Economy February 2, 2026

Japanese Retail Investors Move into Global Funds, Fueled by Inflation Worries

Bank of America data shows January 2026 inflows topped 2 trillion yen as allocations shift toward gold and global equities

By Nina Shah
Japanese Retail Investors Move into Global Funds, Fueled by Inflation Worries

Japanese retail investors poured just over 2 trillion yen into major foreign asset funds in January 2026, a slight increase from the same month a year earlier, according to Bank of America. The early-year rush reflects seasonal use of NISA allowances and a reallocation toward gold and global funds amid rising concern about inflation and fiat currency credibility. Despite reduced flows into U.S.-only equity funds, demand for USD/JPY remains supported by continued exposure to U.S. equities within global funds.

Key Points

  • January 2026 foreign asset fund inflows from Japanese retail investors exceeded 2 trillion yen, slightly above January 2025 levels - indicative of the annual NISA-driven seasonal pattern.
  • Allocation shifts included a 220 billion yen increase into gold funds and a rotation within equities: U.S. equity inflows fell by 540 billion yen while global equity funds gained 440 billion yen.
  • Bank of America links these reallocations to a move toward "inflation portfolios" and growing concerns about the credibility of the U.S. dollar and fiat currencies; nonetheless, flows still support USD/JPY demand because global funds retain significant U.S. equity exposure.

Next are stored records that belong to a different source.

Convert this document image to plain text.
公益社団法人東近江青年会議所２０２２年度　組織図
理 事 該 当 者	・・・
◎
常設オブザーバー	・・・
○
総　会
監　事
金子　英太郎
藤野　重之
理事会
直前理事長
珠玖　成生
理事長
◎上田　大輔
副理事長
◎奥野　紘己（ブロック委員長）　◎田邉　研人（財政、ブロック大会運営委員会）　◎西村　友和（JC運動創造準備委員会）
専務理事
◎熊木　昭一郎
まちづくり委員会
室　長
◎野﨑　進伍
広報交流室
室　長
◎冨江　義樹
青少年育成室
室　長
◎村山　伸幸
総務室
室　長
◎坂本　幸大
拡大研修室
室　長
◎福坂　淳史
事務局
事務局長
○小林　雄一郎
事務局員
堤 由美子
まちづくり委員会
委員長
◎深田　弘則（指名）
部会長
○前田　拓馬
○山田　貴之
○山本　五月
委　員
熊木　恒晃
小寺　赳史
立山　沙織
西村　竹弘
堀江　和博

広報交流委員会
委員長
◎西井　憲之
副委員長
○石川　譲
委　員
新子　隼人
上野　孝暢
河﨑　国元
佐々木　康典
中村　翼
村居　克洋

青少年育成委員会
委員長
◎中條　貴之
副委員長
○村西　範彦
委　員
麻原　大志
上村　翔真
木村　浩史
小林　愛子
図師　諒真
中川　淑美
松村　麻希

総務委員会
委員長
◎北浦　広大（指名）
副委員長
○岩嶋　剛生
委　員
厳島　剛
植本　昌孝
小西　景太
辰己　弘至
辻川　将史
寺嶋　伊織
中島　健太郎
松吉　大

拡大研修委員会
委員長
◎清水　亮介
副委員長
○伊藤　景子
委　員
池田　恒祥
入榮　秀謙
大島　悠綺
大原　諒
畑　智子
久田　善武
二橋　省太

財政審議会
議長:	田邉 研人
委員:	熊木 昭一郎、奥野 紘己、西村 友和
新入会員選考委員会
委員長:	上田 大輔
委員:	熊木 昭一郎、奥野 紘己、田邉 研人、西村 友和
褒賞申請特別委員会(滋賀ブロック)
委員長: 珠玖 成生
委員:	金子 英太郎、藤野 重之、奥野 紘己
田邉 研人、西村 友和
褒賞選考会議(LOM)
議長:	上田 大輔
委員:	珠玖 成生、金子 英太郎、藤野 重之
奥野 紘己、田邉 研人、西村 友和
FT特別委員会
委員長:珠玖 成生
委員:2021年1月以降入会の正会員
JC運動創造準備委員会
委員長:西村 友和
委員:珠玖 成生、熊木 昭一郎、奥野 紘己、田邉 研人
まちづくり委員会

Japanese retail investors allocated more than 2 trillion yen to major foreign asset funds in January 2026, marginally outpacing the inflows recorded in January 2025, according to research published by Bank of America. The January figure follows a well-established seasonal tendency tied to investor use of annual NISA growth-investment allowances early in the calendar year.

Bank of America noted that January 2025 had nearly 2 trillion yen of inflows, whereas the monthly average for the remainder of 2025 was 890 billion yen - underscoring the outsized nature of January activity relative to the rest of the year.

The composition of inflows showed some rotation within asset categories. Overall equity fund inflows were slightly lower than those in January 2025; however, a substantial increase in allocations to gold funds - amounting to 220 billion yen in January 2026 - helped lift the total amount invested in foreign assets.

Within equity strategies, Bank of America reported a marked rebalancing: U.S.-focused equity fund inflows declined by 540 billion yen, while global equity funds attracted an additional 440 billion yen. The research highlighted that investors appear to be reallocating toward so-called "inflation portfolios."

Bank of America researchers said Japanese retail investors are showing increased concerns about the credibility of the U.S. dollar and fiat currencies generally, and are shifting allocations accordingly.

Bank of America described this pattern as a notable change in retail investor behavior in Japan. Even so, the bank observed that the overall flow dynamics continue to underpin demand for the USD/JPY currency pair - a consequence of global funds holding sizeable positions in U.S. equities despite the internal shift away from U.S.-only equity funds.

The January flows therefore reflect both a seasonal uptick tied to NISA utilization and a tactical portfolio shift among Japanese retail investors toward assets perceived as hedges against inflation, including gold and broader global equity exposure. Bank of America's analysis links these reallocations to growing skepticism among retail investors regarding fiat currency credibility, while also noting that exposure to U.S. equities within global funds sustains dollar demand.


Methodological note - The figures and characterizations in this report are drawn from Bank of America research cited for January 2026 and comparative January 2025 and 2025-average monthly flows. The report describes investor allocation changes and the resulting implications for currency demand without attempting to ascribe causal explanations beyond those noted by the bank.

Risks

  • Changing retail allocations toward gold and global funds could alter demand patterns across foreign equity and precious metals markets - affecting market liquidity and volatility in equities, currencies, and commodities.
  • Heightened concern among retail investors about fiat currency credibility introduces uncertainty for FX markets, particularly USD/JPY, which could experience shifts if allocation trends persist or reverse.